И опять раскололось и высветилось небо — дохнуло нестерпимым огнем и снова обрушилось с оглушительным треском.
Спасаясь от грозы, я кинулся к стогу; разворошил его, вырыл в нем просторное углубление и залез туда торопливо.
Сны мне виделись странные, какие-то морские: я где-то плыл, захлебывался, тонул… И мерз все время — отчаянно мерз! — никак не мог согреться.
Я проснулся совершенно мокрый, сотрясаясь от озноба. Одежда моя за ночь нисколько не просохла — наоборот! И все вокруг было на ощупь сырым и склизким. Озадаченный, выбрался я наружу и понял, в чем суть. Это было вовсе не, сено. (Да и откуда, в самом деле, могло взяться сено в такую пору, в самом начале мая?) Оказывается, я переночевал, зарывшись в кучу старой картофельной ботвы. Она была свалена на краю пустого перекопанного поля, и ее-то я принял в потемках за стог!
«Надо идти в село, — решил я, глядя на косогор, на смутно виднеющиеся в тумане крыши. — Попрошусь в какую-нибудь хату, отогреюсь хоть немного.
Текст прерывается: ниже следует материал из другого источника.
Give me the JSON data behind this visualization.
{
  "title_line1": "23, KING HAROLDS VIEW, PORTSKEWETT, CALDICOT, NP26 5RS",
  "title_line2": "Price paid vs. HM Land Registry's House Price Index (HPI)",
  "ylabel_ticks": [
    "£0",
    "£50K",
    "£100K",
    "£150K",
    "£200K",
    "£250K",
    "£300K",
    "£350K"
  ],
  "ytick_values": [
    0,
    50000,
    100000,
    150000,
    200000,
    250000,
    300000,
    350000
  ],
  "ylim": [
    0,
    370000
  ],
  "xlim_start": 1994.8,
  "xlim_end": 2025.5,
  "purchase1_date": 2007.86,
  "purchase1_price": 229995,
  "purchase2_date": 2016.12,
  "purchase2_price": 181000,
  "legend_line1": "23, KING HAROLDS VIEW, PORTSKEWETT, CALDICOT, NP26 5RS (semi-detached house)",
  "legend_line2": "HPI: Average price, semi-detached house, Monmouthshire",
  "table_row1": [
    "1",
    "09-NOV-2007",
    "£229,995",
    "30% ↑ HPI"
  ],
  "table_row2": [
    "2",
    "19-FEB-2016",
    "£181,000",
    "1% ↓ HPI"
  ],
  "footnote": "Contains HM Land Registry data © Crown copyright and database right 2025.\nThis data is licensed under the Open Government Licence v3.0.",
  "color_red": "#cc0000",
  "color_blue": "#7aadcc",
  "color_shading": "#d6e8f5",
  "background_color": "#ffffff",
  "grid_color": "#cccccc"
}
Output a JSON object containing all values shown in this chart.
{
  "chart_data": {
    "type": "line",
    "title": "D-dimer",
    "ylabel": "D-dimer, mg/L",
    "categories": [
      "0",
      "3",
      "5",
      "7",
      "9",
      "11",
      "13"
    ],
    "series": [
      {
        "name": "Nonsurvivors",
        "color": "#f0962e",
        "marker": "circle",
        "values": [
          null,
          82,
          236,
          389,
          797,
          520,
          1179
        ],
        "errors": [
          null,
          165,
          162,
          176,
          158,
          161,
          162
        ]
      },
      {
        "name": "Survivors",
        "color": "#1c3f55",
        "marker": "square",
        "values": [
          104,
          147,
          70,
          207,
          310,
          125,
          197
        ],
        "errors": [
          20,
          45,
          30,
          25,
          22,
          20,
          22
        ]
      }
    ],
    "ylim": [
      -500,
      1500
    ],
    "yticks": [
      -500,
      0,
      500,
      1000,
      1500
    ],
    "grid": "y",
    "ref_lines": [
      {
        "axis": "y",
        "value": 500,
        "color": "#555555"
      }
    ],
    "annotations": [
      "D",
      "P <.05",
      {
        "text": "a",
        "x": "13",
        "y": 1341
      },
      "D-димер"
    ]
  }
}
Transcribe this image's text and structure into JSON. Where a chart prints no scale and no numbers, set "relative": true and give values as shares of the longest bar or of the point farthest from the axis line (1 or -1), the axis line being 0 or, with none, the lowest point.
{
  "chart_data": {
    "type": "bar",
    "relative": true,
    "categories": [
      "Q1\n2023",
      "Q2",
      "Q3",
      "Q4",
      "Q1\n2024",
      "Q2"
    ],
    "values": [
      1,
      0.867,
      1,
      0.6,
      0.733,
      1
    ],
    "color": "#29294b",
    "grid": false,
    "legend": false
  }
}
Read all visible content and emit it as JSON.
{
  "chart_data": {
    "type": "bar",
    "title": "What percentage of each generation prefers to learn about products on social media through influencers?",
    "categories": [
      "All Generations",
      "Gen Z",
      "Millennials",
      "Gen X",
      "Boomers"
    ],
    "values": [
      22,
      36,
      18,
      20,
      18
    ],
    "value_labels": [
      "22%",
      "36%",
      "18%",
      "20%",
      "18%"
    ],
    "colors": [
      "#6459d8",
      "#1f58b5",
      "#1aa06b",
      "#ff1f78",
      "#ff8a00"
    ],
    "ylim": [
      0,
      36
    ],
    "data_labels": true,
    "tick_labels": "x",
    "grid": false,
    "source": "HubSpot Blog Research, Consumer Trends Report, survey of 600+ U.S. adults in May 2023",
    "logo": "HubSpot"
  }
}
Здесь, в глуши, мне уже нечего бояться!»
Еще издали, пересекая поле, я удивился безмолвию, царящему в селе. Не слышно было крика петухов, не мычали коровы, не скрипел колодец… «Что еще там стряслось?» — забеспокоился я. Поспешно поднялся по откосу, приблизился к околице и увидел, что село это вымершее, нежилое.
Многие дома здесь были разрушены, дворы захламлены, засыпаны прахом, единственная улица — изрыта воронками. Всюду виднелись следы былого огня и давнего запустения.
В этом месте, очевидно, проходила когда-то линия фронта. Я стоял, размышляя о разыгравшейся тут трагедии. Было тихо, пасмурно и жутковато. Неожиданно за спиною моей послышался шорох… Я выхватил пистолет, обернулся, всматриваясь в развалины, и с облегчением перевел дух.
Из- за груды обугленных досок выглядывала кошка. «Кис, кис», — позвал я. Она мяукнула в ответ и пошла, вытягивая шею, поставив палкой хвост.
Странно она шла! Неровно и как-то слишком уж неуверенно, словно слепая… Я подумал об этом и тотчас же понял, что так оно и есть. Кошка была слепой. Подойдя ко мне вплотную, она подняла голову. И на месте глаз ее обозначились черные пустые провалы.
Облезлая, покрытая струпьями, она ластилась ко мне и мяукала жалобно. «Последний живой обитатель села, — подумал я. — Но как же она все-таки кормится? Как она, незрячая, живет? И стоит ли так жить дальше? Не лучше ли разом покончить с ее мучениями?»
Невольным движением поднял я пистолет — хотел было выстрелить. И тут же опустил руку.
Она ведь ждет от меня не пули, а ласки или какой-нибудь еды… И стрелять в нее сейчас было бы кощунством. Было бы последней подлостью.
Уходя, я обернулся. И снова увидел кошку — в зыбких струях тумана. Она стояла, вытянув шею, и напряженно нюхала воздух. И голос ее, летящий мне вдогонку, напоминал отдаленный детский плач.
Так вот я шел по Украине — по следам недавней войны. Путь мой пролег через разрушенные села, спаленные перелески, опустелые хутора… после многих мытарств я угодил в Конотопскую тюрьму, а оттуда — в Харьков, на Холодную Гору. Затем проехал в этапном эшелоне по всей стране. Недолгое время пробыл на пересылке, в бухте Ванино. И, погрузившись в корабельный трюм, пересек туманное Охотское море.